Thursday, April 23, 2009

Artist Category Week 9: Apartment


Apartment, Marek Walczak and Martin Wattenberg

Apartment is a program designed by Marek Walczak and Martin Wattenberg that constructs spaces based on the text input from viewers. Visitors are confronted with a blinking cursor and as they begin to type rooms take shape in the form of a two-dimensional plan, similar to a blueprint. The program is able to recognize semantic connections in the visitor's type and then connects them based on theme. Buildings and cities are clustered according to their linguistic relationships.

Apartment seems to be based on a tenant of phenomenological philosophy - that spaces are definied by memory and language and we construct them in our minds not based on dimensions or physical properties but on the memories and ideas that we associate with them. The project almost seems to be an attempt to essential map our minds - to discerne how our different patterns of thought can be translated into a visual component.

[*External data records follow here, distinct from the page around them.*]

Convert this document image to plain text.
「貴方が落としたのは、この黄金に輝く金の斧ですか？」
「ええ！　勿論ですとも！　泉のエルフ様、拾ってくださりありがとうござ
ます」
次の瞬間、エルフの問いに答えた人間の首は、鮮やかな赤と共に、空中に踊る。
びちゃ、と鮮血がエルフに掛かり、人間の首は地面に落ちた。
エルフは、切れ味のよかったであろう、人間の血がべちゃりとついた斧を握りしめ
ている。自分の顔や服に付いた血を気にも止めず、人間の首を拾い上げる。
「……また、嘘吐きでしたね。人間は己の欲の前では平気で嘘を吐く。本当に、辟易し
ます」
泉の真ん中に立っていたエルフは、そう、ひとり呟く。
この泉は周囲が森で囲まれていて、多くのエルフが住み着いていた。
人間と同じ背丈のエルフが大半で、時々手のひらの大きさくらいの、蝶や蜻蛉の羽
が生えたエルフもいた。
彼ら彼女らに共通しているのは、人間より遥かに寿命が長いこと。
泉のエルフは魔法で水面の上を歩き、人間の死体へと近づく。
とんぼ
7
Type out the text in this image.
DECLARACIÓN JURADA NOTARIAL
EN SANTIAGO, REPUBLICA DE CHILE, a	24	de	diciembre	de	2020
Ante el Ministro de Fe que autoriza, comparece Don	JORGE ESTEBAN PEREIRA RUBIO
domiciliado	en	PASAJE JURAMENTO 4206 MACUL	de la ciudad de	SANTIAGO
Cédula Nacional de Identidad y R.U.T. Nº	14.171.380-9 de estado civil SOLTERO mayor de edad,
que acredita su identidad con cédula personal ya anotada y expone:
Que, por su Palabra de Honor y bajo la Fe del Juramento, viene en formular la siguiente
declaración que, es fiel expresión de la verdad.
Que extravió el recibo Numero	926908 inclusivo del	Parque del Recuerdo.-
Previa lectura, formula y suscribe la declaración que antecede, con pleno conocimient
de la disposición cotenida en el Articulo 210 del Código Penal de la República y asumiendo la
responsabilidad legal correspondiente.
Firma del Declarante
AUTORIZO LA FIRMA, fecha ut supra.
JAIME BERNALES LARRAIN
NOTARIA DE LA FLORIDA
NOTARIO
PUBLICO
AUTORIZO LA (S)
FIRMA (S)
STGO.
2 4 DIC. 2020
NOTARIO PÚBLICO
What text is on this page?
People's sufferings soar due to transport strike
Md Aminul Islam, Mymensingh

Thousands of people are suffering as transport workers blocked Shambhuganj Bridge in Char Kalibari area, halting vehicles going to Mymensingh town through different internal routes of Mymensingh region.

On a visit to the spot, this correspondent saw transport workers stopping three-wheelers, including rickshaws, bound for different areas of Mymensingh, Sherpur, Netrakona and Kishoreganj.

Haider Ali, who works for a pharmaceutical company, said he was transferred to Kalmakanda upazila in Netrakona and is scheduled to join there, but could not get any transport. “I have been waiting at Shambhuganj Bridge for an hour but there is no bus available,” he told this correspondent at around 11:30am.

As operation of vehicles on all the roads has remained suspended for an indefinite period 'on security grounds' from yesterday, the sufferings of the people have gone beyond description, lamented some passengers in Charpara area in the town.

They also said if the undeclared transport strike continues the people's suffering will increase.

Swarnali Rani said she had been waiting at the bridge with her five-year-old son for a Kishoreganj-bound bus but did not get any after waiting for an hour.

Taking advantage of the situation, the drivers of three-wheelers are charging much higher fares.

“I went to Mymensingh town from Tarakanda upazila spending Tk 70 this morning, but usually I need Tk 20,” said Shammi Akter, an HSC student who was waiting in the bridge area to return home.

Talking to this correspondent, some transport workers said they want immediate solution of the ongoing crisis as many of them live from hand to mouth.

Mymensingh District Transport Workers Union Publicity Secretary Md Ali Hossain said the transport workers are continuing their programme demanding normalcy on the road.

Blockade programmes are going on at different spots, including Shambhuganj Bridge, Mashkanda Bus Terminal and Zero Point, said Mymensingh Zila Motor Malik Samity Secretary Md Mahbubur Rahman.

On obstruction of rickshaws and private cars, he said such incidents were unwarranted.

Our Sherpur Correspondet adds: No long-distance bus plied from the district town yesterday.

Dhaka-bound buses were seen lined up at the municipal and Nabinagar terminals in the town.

The project envisioned by Walczak and Wattenberg can be concieved of in a similar vien to the type of alternative mapping we are exploring in class, but structured in an opposite formation. Rather than going out into an actual environment and distinguishing between different elements that physically define the space, Apartment instead takes our own mental patterns, a purely intellectual pursuit that have no concrete manifestation, and constructs an environment that is definied by their relationships. The element being mapped is then our own trains of thought and their intersticies, and the environment in which these elements are located is a visual representation of our own conciousness.

The ideology behind the project is imaginative and enaging, although its practical implimentation through the programming designed by its creators seems to be limited in constructing a project of the scope imagined. Computers, fortunately, are not yet people, capable of the intricate process of connotation and autonomous linguistic patterns. While Walczak and Wattenberg may have created a comprehensive database of the english language based on definition, it seems impossible to fully express the enormous amount of associations contained in each individual word or to take into account the matter of individual interpretation. The program is tremendous for its potential to create a primitive landscape of the mental realm, but at this current stage I do not think there is the technology available to fully map the mind. I truely hope that day never is realized either, because I dread the thought that all the enormous power of the human imagination can be reduced down to a code that can be read through a computer.

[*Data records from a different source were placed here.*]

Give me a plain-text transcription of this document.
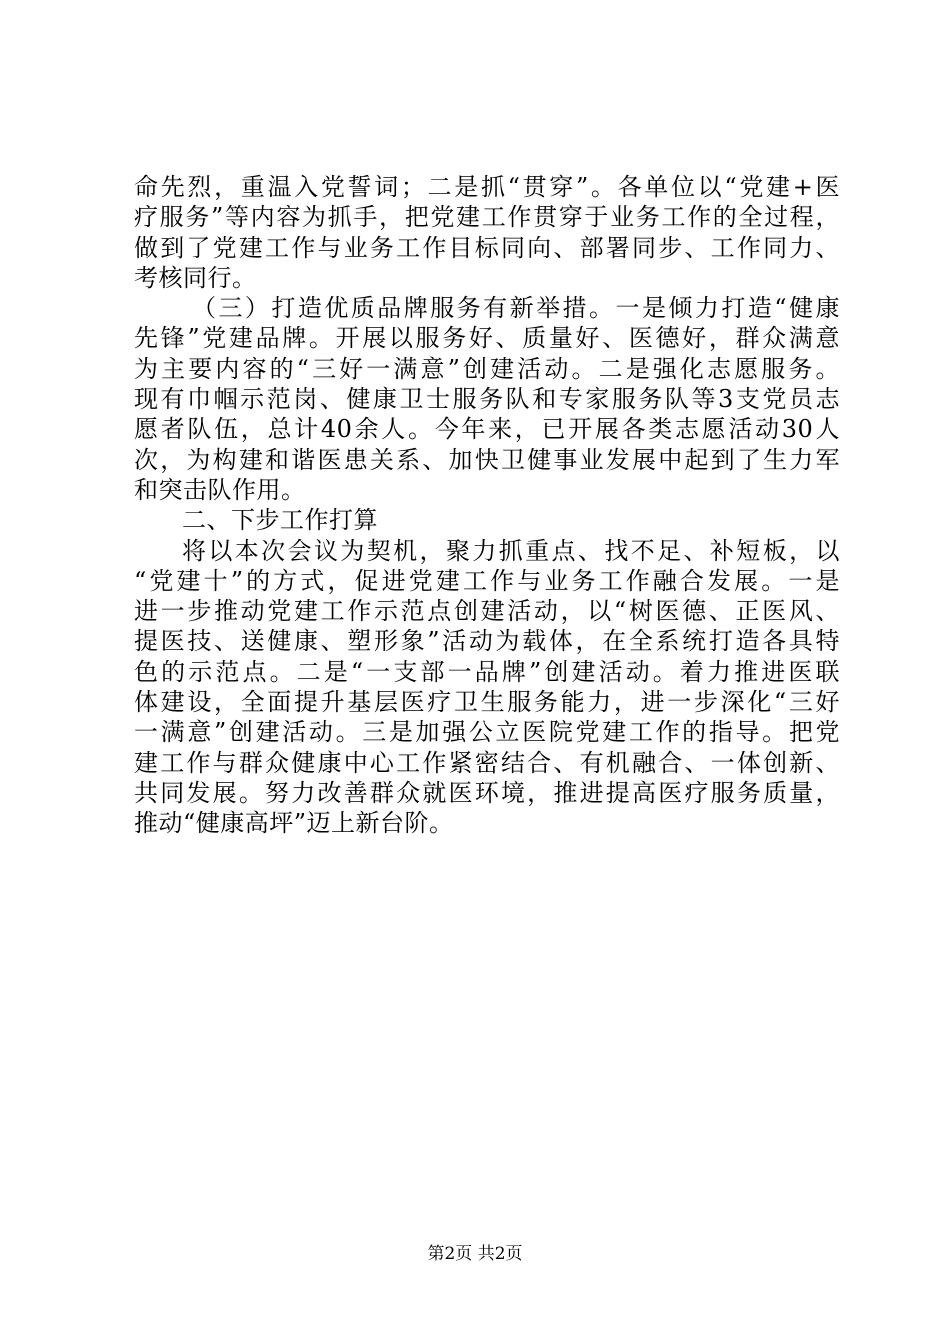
命先烈，重温入党誓词；二是抓“贯穿”。各单位以“党建+医
疗服务”等内容为抓手，把党建工作贯穿于业务工作的全过程，
做到了党建工作与业务工作目标同向、部署同步、工作同力、
考核同行。
（三）打造优质品牌服务有新举措。一是倾力打造“健康
先锋”党建品牌。开展以服务好、质量好、医德好，群众满意
为主要内容的“三好一满意”创建活动。二是强化志愿服务。
现有巾帼示范岗、健康卫士服务队和专家服务队等3支党员志
愿者队伍，总计40余人。今年来，已开展各类志愿活动30人
次，为构建和谐医患关系、加快卫健事业发展中起到了生力军
和突击队作用。
二、下步工作打算
将以本次会议为契机，聚力抓重点、找不足、补短板，以
“党建十”的方式，促进党建工作与业务工作融合发展。一是
进一步推动党建工作示范点创建活动，以“树医德、正医风、
提医技、送健康、塑形象”活动为载体，在全系统打造各具特
色的示范点。二是“一支部一品牌”创建活动。着力推进医联
体建设，全面提升基层医疗卫生服务能力，进一步深化“三好
一满意”创建活动。三是加强公立医院党建工作的指导。把党
建工作与群众健康中心工作紧密结合、有机融合、一体创新、
共同发展。努力改善群众就医环境，推进提高医疗服务质量，
推动“健康高坪”迈上新台阶。
第2页 共2页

Artist Category Week 8: Feed


Feed (detail), Mark Napier, 2001

Feed is a system created by Mark Napier that "unravels the web". It reads the information - HTML and images - of a specific URL and reduces them into a stream of text and images. The feed is fed to nine displays that chart, graph and plot the data. Similar to many of Napier's other online projects, including The Shredder, Feed is designed to create an aesthetic visual experience that is based on a purely random computation of raw data.

Napier's work addresses the issues of "authorship" and "ownership" that are intrinsically redefined when art is created through a digital medium. In projects like Feed that incorporate an essential degree of interaction from viewers in order to operate (inputing a URL), the question is raised over who has claim to the visual product - Is the engineer who designed the code that randomizes the image the artist? Is the visitor who defines the URL to that is "fed" the constructor of the image? Is the person who created the webpage that is being randomized the author?

Can there be an author at all of media on the web? Feed highlights the fact that everything online is composed of data - of binary codes that are meaningless unless they are read by a computer. Despite the fact that individuals may organize these codes into a variety of images and text, each pixel can be reduced down to a single number. Can anyone really claim property over a series of 1s and 0s? If so - to what extent? How much information must be involved for a piece of data to be considered unique?

The issue of randomization in producing computer-based graphical images also highlights the problem of claiming authorship. In design programs such as Photoshop and Illustrator, many of the tools that can be utilized function according to a computer-based randomization system. If artists utilize these tools in the creation of images, can the products they produce really be considered an expression of their own design or are they credited only to the computer's inner operating system. Again, there also is the question of the extent to which this applied, and when can we say a work is ours and when is it just a random orientation of pixels created by a program?

This issues of authorship are relevant to me as a producer of online media and as a victim of creative theft of online media. The extent to which someone who produces a digital graphic - or even creates a unique HTML code - can lay legal claim over their work still seems to lie in a gray zone.